AbstractBackground: Injuries to the chest are usually associated with increased mortality as compared with injuries to other regions of the body due to significant respiratory and hemodynamic disturbances. We
aimed at determining the predictors of mortality in thoracic trauma patients in Ile Ife, Nigeria.
Method: This retrospective study included all patients with chest trauma who presented at the Accident and Emergency Unit of The Obafemi Awolowo University Teaching Hospital, Ile Ife between 2005 and
2007. Data was analyzed using Stata version 9.

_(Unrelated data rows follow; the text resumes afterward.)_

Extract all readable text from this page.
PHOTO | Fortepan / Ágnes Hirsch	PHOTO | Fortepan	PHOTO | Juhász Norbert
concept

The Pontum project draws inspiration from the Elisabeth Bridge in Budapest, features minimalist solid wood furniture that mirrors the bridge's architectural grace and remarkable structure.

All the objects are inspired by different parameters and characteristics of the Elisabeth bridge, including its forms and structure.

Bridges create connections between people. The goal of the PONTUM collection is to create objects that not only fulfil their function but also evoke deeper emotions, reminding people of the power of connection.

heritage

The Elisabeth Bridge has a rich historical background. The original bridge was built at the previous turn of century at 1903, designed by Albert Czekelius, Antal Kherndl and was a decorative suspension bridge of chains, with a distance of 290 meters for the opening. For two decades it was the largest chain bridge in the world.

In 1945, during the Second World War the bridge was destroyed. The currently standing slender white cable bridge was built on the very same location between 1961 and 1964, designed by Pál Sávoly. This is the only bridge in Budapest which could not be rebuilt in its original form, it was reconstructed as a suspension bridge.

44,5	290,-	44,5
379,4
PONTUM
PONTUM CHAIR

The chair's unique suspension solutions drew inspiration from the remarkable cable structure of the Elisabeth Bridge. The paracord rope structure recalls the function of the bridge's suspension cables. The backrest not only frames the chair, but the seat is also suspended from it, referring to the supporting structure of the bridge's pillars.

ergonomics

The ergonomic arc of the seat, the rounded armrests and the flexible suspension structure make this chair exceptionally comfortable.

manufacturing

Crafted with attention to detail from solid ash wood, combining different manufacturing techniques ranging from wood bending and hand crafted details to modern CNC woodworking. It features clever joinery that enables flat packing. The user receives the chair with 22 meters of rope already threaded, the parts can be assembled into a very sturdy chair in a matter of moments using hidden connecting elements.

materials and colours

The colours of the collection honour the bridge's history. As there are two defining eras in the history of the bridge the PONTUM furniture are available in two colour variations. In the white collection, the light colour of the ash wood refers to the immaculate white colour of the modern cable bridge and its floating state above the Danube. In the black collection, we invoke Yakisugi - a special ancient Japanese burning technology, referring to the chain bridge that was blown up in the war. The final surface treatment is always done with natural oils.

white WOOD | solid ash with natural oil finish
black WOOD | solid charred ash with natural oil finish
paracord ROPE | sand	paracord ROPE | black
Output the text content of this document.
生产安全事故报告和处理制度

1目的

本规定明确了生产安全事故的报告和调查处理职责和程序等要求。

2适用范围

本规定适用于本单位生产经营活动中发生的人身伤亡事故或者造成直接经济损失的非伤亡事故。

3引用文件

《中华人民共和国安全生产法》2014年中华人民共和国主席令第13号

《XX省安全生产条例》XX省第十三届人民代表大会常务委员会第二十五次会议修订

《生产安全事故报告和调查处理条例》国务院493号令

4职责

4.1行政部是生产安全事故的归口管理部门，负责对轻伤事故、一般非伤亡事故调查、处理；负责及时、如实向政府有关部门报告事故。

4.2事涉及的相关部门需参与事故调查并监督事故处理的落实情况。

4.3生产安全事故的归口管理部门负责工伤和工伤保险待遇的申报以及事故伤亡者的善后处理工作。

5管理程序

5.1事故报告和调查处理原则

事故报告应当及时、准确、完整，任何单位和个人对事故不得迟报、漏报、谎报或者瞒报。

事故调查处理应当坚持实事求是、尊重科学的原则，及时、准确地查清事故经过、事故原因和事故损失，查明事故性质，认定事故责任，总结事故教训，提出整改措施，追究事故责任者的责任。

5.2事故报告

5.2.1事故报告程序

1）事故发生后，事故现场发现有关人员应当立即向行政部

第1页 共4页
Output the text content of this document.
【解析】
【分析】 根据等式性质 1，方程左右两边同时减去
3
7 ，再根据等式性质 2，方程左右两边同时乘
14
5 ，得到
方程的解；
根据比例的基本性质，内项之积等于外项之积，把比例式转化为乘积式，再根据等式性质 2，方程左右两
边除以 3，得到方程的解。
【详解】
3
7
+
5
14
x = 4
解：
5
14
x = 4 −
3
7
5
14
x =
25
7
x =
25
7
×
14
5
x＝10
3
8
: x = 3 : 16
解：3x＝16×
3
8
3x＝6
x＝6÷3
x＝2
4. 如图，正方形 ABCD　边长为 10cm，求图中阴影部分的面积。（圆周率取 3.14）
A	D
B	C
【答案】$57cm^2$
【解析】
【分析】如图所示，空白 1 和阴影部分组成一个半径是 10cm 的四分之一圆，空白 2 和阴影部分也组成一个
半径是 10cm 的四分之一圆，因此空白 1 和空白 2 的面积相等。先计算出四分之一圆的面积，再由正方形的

Results: There was a male preponderance (M: F = 3.5: 1) in the 118 patients. Death occurred in 9.3% of patients. The mean age was 37.6 ± 16.6 years with a median age of 35 years. About a third (38 of
118) sustained penetrating chest injuries while others had blunt chest injuries. The causative agent included motor vehicle accidents 66 (55.9%), gunshot injuries 28 (23.7%) and falls 12 (10.2%). Others occurred as a result of stab wounds to the chest in 10 patients (8.5%) and domestic assault in 2 (1.7%) cases. Age above 40 years and complications of chest trauma such as pulmonary contusions and adult respiratory distress syndrome were positive predictors of mortality using multiple logistic regression analysis (p= 0.041 and 0.001 respectively).
Conclusion: Patient’s age above 40 years and the presence of pulmonary contusions are independent predictors of mortality in chest trauma in south western Nigeria.